Giridharadas summarizes her approach to persuasion this way:

“If Shenker-Osorio is right that persuadables aren’t looking for an average of two positions but rather for what is normal, common sense, how the world works, then the way to persuade them of your view is by making it ubiquitous around them, inescapable. …. Repetition is a really big deal. More familiar messages are rated more convincing. Never mind the content. Repetition creates cognitive ease, so people rate familiar ideas as more favorable, more convincing, and more positive.”

One of her slogans is “Painting the beautiful tomorrow.” Don’t argue with people. Don’t debate issues and policies and “truth.” Help people see a better world.

“People aren’t stirred to reduce harm. They’re motivated to create good. As many have remarked, Martin Luther King did not get famous for saying, ‘I have a complaint.’ He certainly did not get famous for saying, ‘I have a multi-bulleted list of policy proposals.’ There has to be a dream. …You’ve got to sell people on the beautiful tomorrow.”

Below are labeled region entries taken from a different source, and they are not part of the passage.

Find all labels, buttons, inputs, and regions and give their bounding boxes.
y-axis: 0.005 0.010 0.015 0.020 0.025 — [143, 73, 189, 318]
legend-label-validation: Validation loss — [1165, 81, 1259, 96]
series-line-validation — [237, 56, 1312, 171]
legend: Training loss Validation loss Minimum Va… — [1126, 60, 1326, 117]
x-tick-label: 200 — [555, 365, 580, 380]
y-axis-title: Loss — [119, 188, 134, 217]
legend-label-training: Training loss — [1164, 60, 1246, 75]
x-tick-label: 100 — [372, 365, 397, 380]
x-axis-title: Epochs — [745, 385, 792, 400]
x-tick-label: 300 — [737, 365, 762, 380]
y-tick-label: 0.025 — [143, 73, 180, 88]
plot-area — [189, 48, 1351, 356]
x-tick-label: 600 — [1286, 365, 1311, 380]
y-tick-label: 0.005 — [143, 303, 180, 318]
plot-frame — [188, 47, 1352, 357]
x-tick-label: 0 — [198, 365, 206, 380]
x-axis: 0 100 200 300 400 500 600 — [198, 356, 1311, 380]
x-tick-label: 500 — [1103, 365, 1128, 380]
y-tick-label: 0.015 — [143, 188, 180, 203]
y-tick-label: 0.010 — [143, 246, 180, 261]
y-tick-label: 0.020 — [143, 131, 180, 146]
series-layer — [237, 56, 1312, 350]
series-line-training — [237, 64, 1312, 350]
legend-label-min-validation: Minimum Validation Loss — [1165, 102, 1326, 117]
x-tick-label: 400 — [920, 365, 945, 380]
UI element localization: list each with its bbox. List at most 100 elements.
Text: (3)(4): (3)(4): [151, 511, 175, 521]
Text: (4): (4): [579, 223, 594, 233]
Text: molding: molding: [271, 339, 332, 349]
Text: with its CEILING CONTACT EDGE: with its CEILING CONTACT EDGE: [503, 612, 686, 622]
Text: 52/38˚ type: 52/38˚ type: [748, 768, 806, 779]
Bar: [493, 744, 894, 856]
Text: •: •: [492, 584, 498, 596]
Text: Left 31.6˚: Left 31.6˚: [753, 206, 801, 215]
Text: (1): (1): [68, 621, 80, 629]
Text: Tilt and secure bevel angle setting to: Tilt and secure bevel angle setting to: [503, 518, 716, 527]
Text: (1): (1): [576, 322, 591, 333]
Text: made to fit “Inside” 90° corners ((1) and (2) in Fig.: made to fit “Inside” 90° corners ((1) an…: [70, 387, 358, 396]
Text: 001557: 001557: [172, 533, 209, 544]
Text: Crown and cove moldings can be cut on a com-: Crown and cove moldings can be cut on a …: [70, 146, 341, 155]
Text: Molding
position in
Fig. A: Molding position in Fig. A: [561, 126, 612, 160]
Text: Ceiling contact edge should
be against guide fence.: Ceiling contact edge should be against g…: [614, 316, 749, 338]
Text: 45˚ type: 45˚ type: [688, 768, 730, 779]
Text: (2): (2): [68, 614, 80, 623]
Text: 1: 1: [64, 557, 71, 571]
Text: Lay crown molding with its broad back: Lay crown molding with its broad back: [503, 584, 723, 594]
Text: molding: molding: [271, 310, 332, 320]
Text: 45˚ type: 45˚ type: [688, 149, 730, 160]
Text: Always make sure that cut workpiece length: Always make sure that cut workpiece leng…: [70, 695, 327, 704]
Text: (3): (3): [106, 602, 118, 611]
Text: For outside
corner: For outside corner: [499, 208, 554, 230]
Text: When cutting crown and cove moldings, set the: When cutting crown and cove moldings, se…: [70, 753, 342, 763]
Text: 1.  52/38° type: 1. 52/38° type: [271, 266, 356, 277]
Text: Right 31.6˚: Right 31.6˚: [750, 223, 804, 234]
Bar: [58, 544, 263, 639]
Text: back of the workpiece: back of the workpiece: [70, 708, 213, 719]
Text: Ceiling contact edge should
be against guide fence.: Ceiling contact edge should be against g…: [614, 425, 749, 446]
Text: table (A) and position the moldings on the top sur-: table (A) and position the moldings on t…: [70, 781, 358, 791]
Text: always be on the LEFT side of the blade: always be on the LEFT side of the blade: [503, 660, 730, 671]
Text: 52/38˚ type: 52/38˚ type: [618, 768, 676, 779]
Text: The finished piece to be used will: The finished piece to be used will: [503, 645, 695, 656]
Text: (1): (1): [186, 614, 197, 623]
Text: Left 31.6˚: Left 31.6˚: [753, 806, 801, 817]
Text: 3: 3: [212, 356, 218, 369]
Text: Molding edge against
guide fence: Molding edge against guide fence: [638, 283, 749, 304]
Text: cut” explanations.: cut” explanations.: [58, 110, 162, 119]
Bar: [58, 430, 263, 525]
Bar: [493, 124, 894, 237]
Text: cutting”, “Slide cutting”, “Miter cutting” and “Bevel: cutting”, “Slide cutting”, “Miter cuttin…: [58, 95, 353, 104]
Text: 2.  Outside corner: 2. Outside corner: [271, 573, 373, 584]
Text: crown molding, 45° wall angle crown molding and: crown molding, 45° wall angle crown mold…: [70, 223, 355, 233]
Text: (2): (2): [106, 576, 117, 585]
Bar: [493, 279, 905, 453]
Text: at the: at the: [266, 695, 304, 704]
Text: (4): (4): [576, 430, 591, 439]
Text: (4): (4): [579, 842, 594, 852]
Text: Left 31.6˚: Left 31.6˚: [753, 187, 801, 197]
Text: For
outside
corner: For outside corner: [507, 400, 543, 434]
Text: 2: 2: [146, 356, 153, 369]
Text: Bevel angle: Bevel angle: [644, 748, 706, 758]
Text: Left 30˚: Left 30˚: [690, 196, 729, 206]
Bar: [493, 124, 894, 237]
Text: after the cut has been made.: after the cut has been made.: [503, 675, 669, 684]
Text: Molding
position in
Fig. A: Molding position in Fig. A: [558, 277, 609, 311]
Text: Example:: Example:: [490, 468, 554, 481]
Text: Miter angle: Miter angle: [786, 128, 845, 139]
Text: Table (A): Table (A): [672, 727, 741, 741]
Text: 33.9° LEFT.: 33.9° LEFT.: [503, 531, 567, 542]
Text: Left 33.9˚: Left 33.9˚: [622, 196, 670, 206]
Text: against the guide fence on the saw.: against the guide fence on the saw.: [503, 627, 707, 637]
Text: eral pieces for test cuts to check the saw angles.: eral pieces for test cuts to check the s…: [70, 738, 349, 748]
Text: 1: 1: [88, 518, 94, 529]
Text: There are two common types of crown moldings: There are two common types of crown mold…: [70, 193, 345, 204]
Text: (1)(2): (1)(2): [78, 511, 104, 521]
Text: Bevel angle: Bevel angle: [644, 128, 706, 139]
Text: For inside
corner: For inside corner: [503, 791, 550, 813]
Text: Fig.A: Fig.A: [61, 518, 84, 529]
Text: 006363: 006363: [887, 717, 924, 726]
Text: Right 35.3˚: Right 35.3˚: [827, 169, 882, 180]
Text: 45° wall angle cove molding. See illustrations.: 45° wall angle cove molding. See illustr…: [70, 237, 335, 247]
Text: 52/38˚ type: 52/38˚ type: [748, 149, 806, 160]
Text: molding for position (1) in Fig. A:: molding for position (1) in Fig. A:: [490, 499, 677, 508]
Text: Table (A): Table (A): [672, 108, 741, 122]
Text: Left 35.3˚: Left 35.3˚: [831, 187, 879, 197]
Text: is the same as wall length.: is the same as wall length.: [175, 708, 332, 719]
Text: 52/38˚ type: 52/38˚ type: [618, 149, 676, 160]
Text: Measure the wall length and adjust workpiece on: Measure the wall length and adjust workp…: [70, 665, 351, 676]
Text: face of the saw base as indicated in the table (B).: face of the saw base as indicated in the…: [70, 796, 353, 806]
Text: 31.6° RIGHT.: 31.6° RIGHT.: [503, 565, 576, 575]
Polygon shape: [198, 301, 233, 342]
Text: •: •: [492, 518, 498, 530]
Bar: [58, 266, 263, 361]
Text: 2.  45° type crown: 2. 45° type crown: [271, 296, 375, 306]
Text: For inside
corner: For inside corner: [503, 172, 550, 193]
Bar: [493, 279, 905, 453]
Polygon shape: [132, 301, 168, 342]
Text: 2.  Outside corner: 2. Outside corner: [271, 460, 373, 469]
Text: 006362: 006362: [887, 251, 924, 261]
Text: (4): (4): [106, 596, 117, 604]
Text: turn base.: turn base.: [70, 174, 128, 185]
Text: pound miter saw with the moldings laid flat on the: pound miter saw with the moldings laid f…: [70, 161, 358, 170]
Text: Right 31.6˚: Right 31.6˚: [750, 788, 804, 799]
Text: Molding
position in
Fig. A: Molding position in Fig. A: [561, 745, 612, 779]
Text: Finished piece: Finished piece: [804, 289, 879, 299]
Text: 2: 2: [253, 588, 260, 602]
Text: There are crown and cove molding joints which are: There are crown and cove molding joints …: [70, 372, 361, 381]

Shenker-Osorio also gives a word of caution: “When you open with anger, what you can’t achieve is the second step—the hope. It’s not that people don’t think our ideas are right. It’s that they don’t think our ideas are possible, and so why bother?”

Do we? – Do we believe our ideas are possible? That a world of empathy and compassion for people is possible? If we can see such a world, then we must learn to describe it. To talk about what it’s like and how it can “work” for everyone. The movement drives people with fear. We want to empower people with hope. We do that by telling a different story –  helping people “see” the world we want everyone to live in – and living together in that world.